Vancouver artist Helena Wadsley is this month’s featured artist at the Ranger Station Art Gallery. She has brought a series of paintings that span about four or five years.

“My idea was to juxtapose sites that exploit natural geography but destroy it, places like sea ports and highway overpasses, next to more barren landscapes where there is just one sign of human presence in the vastness of the land, a tiny shack or an abandoned vehicle,” explains Wadsley.

She found the subjects for her paintings as far-reaching places as Barcelona, Iceland, Scotland and within Vancouver.

“In my latest three paintings, Caught Out 1, 2 and 3, I started incorporating a human figure into the work as I direct my investigation into how humans interact with nature,” describes Wadsley. “Nature is always a negotiated or compromised place. If we can reach a place, no matter how isolated it seems, we aren’t the first to do so.”

She cites early Canadian painters, who wanted to depict a victory over nature. But in this day and age, when we’ve finally come to realize nature in its “purest state” is a necessary and good thing, it’s almost too late.

“To appreciate nature, we are asked to please stay on the trail.”

This is Wadsley’s first time bringing a show to Harrison. She feels it’s a perfect venue because fo teh naturally beatuiful location. And it doesn’t have a “tangle” of highways or busy ports – “a good thing” – she remarks.

Wadsley has always been interested in art. In fact, she can’t imagine her life without it. She studied at Concordia University, Emily Carr and the University of Saskatchewan. She teaches full-time at Langara College in Vancouver now.

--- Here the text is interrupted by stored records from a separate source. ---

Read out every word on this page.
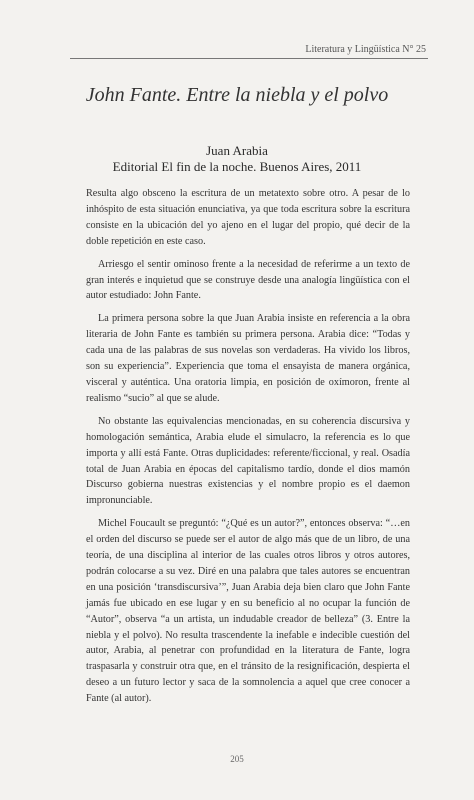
Literatura y Lingüística N° 25
John Fante. Entre la niebla y el polvo
Juan Arabia
Editorial El fin de la noche. Buenos Aires, 2011

Resulta algo obsceno la escritura de un metatexto sobre otro. A pesar de lo inhóspito de esta situación enunciativa, ya que toda escritura sobre la escritura consiste en la ubicación del yo ajeno en el lugar del propio, qué decir de la doble repetición en este caso.

Arriesgo el sentir ominoso frente a la necesidad de referirme a un texto de gran interés e inquietud que se construye desde una analogía lingüística con el autor estudiado: John Fante.

La primera persona sobre la que Juan Arabia insiste en referencia a la obra literaria de John Fante es también su primera persona. Arabia dice: “Todas y cada una de las palabras de sus novelas son verdaderas. Ha vivido los libros, son su experiencia”. Experiencia que toma el ensayista de manera orgánica, visceral y auténtica. Una oratoria limpia, en posición de oxímoron, frente al realismo “sucio” al que se alude.

No obstante las equivalencias mencionadas, en su coherencia discursiva y homologación semántica, Arabia elude el simulacro, la referencia es lo que importa y allí está Fante. Otras duplicidades: referente/ficcional, y real. Osadía total de Juan Arabia en épocas del capitalismo tardío, donde el dios mamón Discurso gobierna nuestras existencias y el nombre propio es el daemon impronunciable.

Michel Foucault se preguntó: “¿Qué es un autor?”, entonces observa: “…en el orden del discurso se puede ser el autor de algo más que de un libro, de una teoría, de una disciplina al interior de las cuales otros libros y otros autores, podrán colocarse a su vez. Diré en una palabra que tales autores se encuentran en una posición ‘transdiscursiva’”, Juan Arabia deja bien claro que John Fante jamás fue ubicado en ese lugar y en su beneficio al no ocupar la función de “Autor”, observa “a un artista, un indudable creador de belleza” (3. Entre la niebla y el polvo). No resulta trascendente la inefable e indecible cuestión del autor, Arabia, al penetrar con profundidad en la literatura de Fante, logra traspasarla y construir otra que, en el tránsito de la resignificación, despierta el deseo a un futuro lector y saca de la somnolencia a aquel que cree conocer a Fante (al autor).

205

Two years ago, she founded an artist residency in Italy that she runs in the summers.

“It has been an incredible experience, creating a temporary international art community in a small town in southern Italy,” shares Wadesley. “The local community has been very welcoming, and the participating artists have been inspirational.”

Come to the gallery to see Wadsley’s exhibit, on now through March 29. Be sure to look for her painting ‘Left Behind’, one of her favourites because of the memories of the experience. She says that piece came out of a trip with her son in Iceland. They were walking and came across a car in a “most unlikely” place.

“But when we started to look around, there were signs that this had once been a road but nature had reclaimed it.”

Wadsley’s exhibit runs through March at the Ranger Station Art Gallery, on Rockwell Drive in Harrison Hot Springs. Gallery hours are Mondays to Fridays, 10-4 p.m. and weekends 1-5 p.m.